I also had the opportunity to observe arthopod collection in the slum of Kibera, which basically involved following around a guy with a ghostbusters-type backpack vacuum cleaner mosquito catcher through the narrow streets and open sewers and into people's homes. The demographic surveillance they are doing in Kibera is equivalent to the study in the rural area near Kisumu, except it is about as urban as you can get. The part of Kibera that we were in is predominantly Luo, so they speak Dholuo, which is just like being in the field out here so it was quite an interesting contrast. The houses we went into were filled with a lot more stuff than I had imagined would be the case, but it made me realize that the difference between rural poverty and slum poverty, in a certain sense, is that by moving to a slum you have the potential for electricity sometimes, and to own a TV and furniture with cushions, and have a water tap nearby, and what you give up is a relatively clean environment and the ability to grow food to eat. Obviously that is a simplistic description of a very complex social phenomenon but it expresses my first impression, I guess.

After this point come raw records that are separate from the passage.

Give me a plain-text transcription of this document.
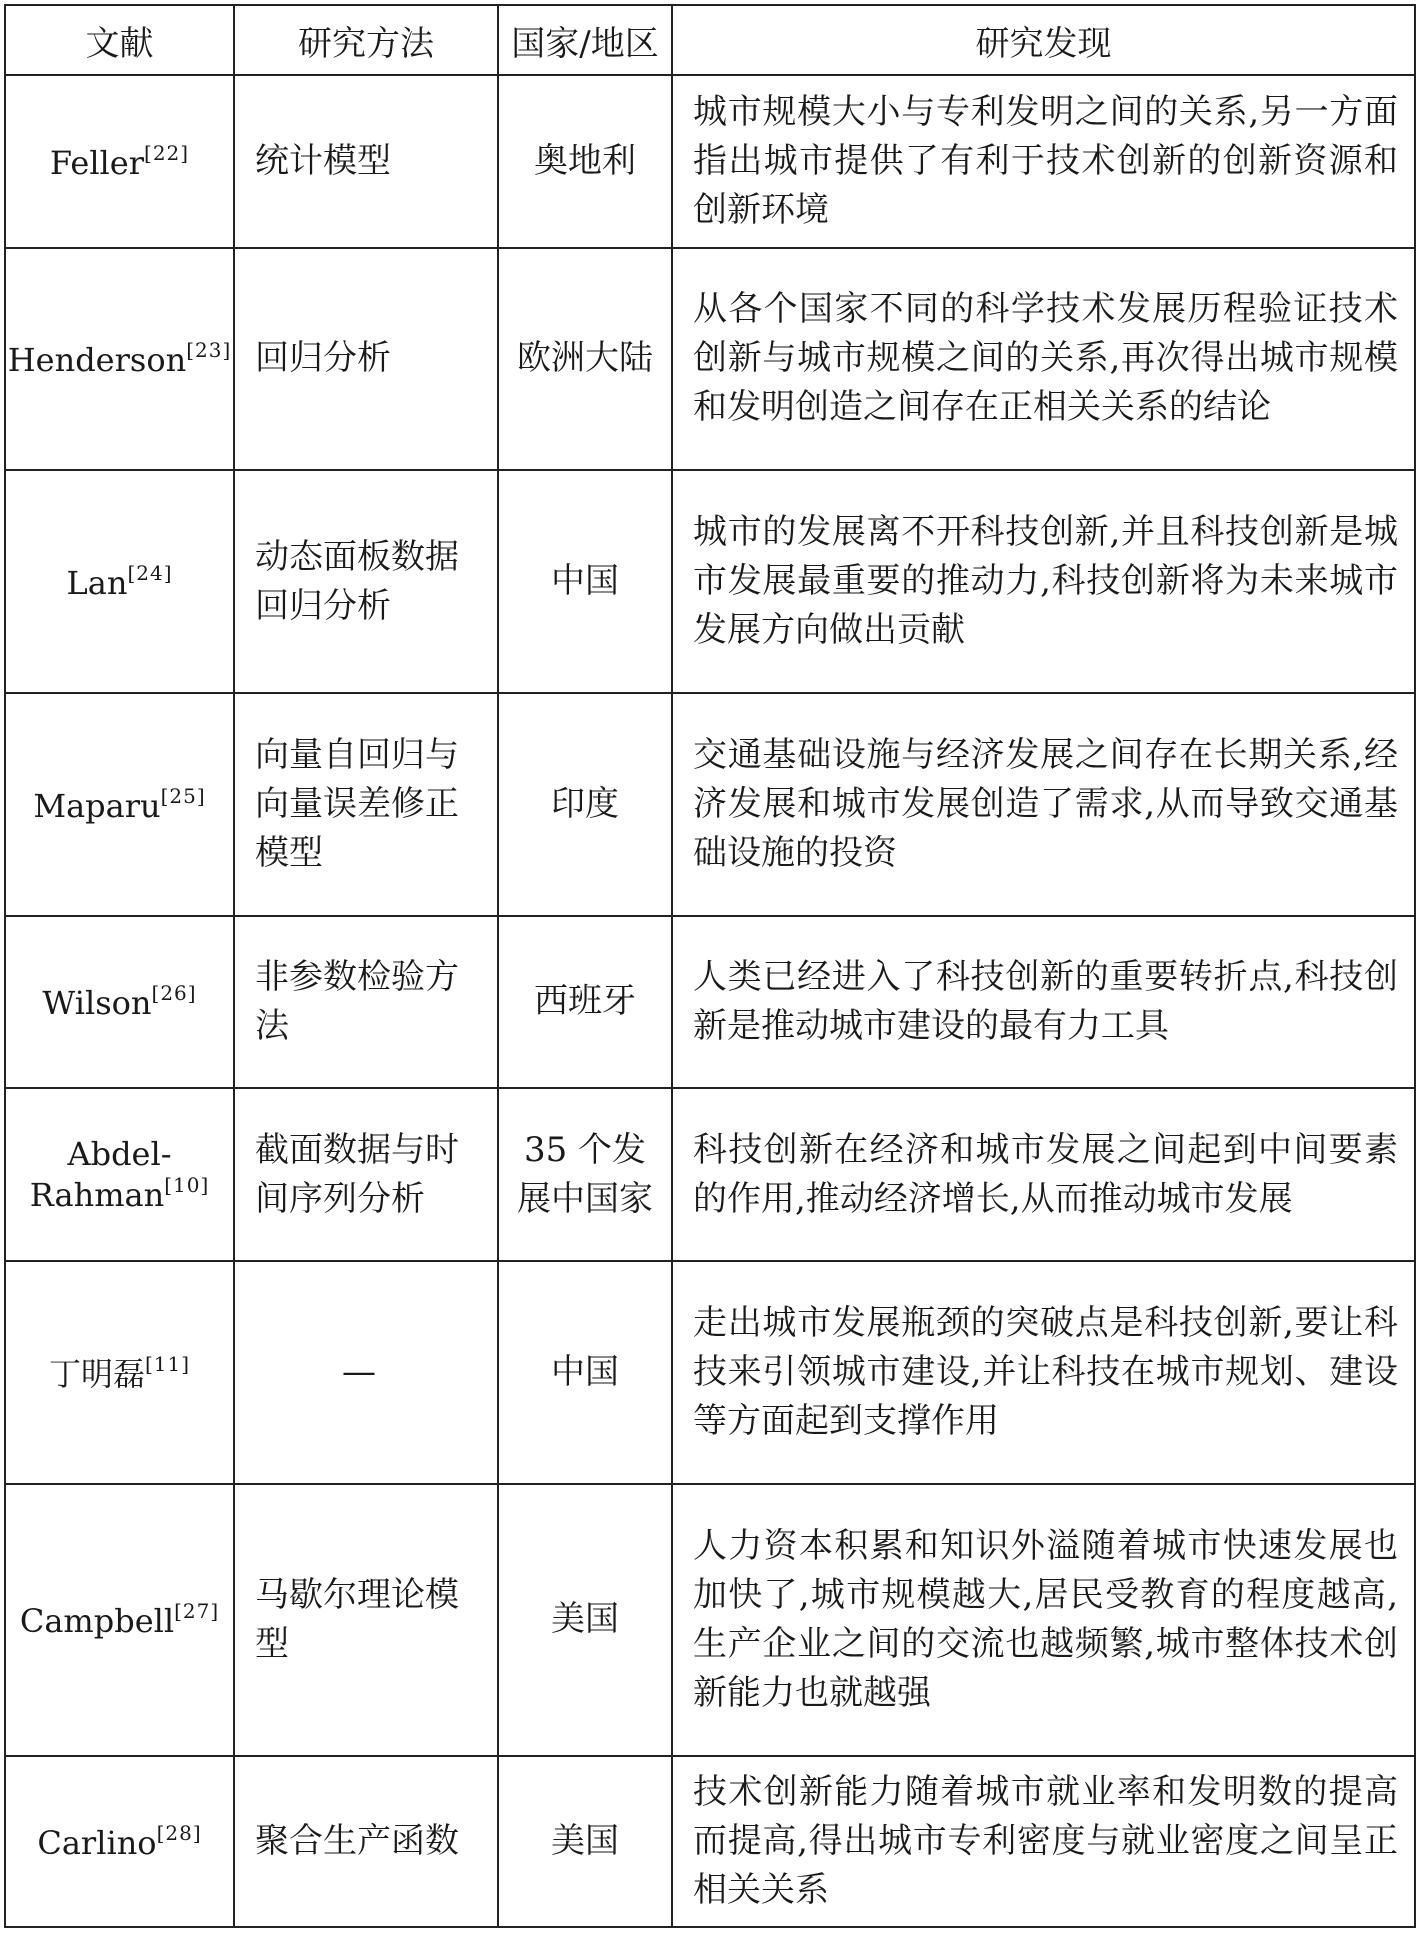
文献	研究方法	国家/地区	研究发现
Feller[22]	统计模型	奥地利	城市规模大小与专利发明之间的关系,另一方面指出城市提供了有利于技术创新的创新资源和创新环境
Henderson[23]	回归分析	欧洲大陆	从各个国家不同的科学技术发展历程验证技术创新与城市规模之间的关系,再次得出城市规模和发明创造之间存在正相关关系的结论
Lan[24]	动态面板数据回归分析	中国	城市的发展离不开科技创新,并且科技创新是城市发展最重要的推动力,科技创新将为未来城市发展方向做出贡献
Maparu[25]	向量自回归与向量误差修正模型	印度	交通基础设施与经济发展之间存在长期关系,经济发展和城市发展创造了需求,从而导致交通基础设施的投资
Wilson[26]	非参数检验方法	西班牙	人类已经进入了科技创新的重要转折点,科技创新是推动城市建设的最有力工具
Abdel-Rahman[10]	截面数据与时间序列分析	35 个发展中国家	科技创新在经济和城市发展之间起到中间要素的作用,推动经济增长,从而推动城市发展
丁明磊[11]	—	中国	走出城市发展瓶颈的突破点是科技创新,要让科技来引领城市建设,并让科技在城市规划、建设等方面起到支撑作用
Campbell[27]	马歇尔理论模型	美国	人力资本积累和知识外溢随着城市快速发展也加快了,城市规模越大,居民受教育的程度越高,生产企业之间的交流也越频繁,城市整体技术创新能力也就越强
Carlino[28]	聚合生产函数	美国	技术创新能力随着城市就业率和发明数的提高而提高,得出城市专利密度与就业密度之间呈正相关关系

But the primary reason that I am so busy, besides everyone freaking out about getting stuff done by the end of the year, is that we have some very important visitors next week and I have to do a presentation on ADSARS to try to convince them to collaborate with us. While in Nairobi, I also got to meet with our newly appointed head of Zoonoses at CDC Kenya (previously lab director), and he is awesome, and he loves ADSARS, and he has a ton of suggestions and can convince the lab people that this is a priority so that maybe we can actually get some lab tests to happen…and also next week when he's in Kisumu will find time to talk to me about my life plans and potentially making things happen in order for me to not just abandon this project while it's just getting going. So we'll see! But anyway, in addition to the important people, I'm supposed to be in Bondo for the third and final stage of the participatory epidemiology study Sunday through Thursday, plus Darryn and his ex-boss Sarah will be around and I'm submitting abstracts/papers for conferences, and writing about ADSARS for CDC's Global Disease Detection yearly newsletter by Monday! I'm also going to travel back to Nairobi with the whole group of visitors December 14 - 17 which is practically tomorrow, and then it probably wouldn't make sense for me to come back to Kisumu just for the weekend before flying to the US on December 22 so basically that means I'm leaving practically tomorrow. DOES TIME EVEN MAKE SENSE?

But it is just as important for me to mention that I ate Lebanese food in Nairobi and it was basically the best EVER EVER EVER and I ate at least 4 platefuls and then had leftovers for breakfast and why can't Kenyan food be more like Lebanese food?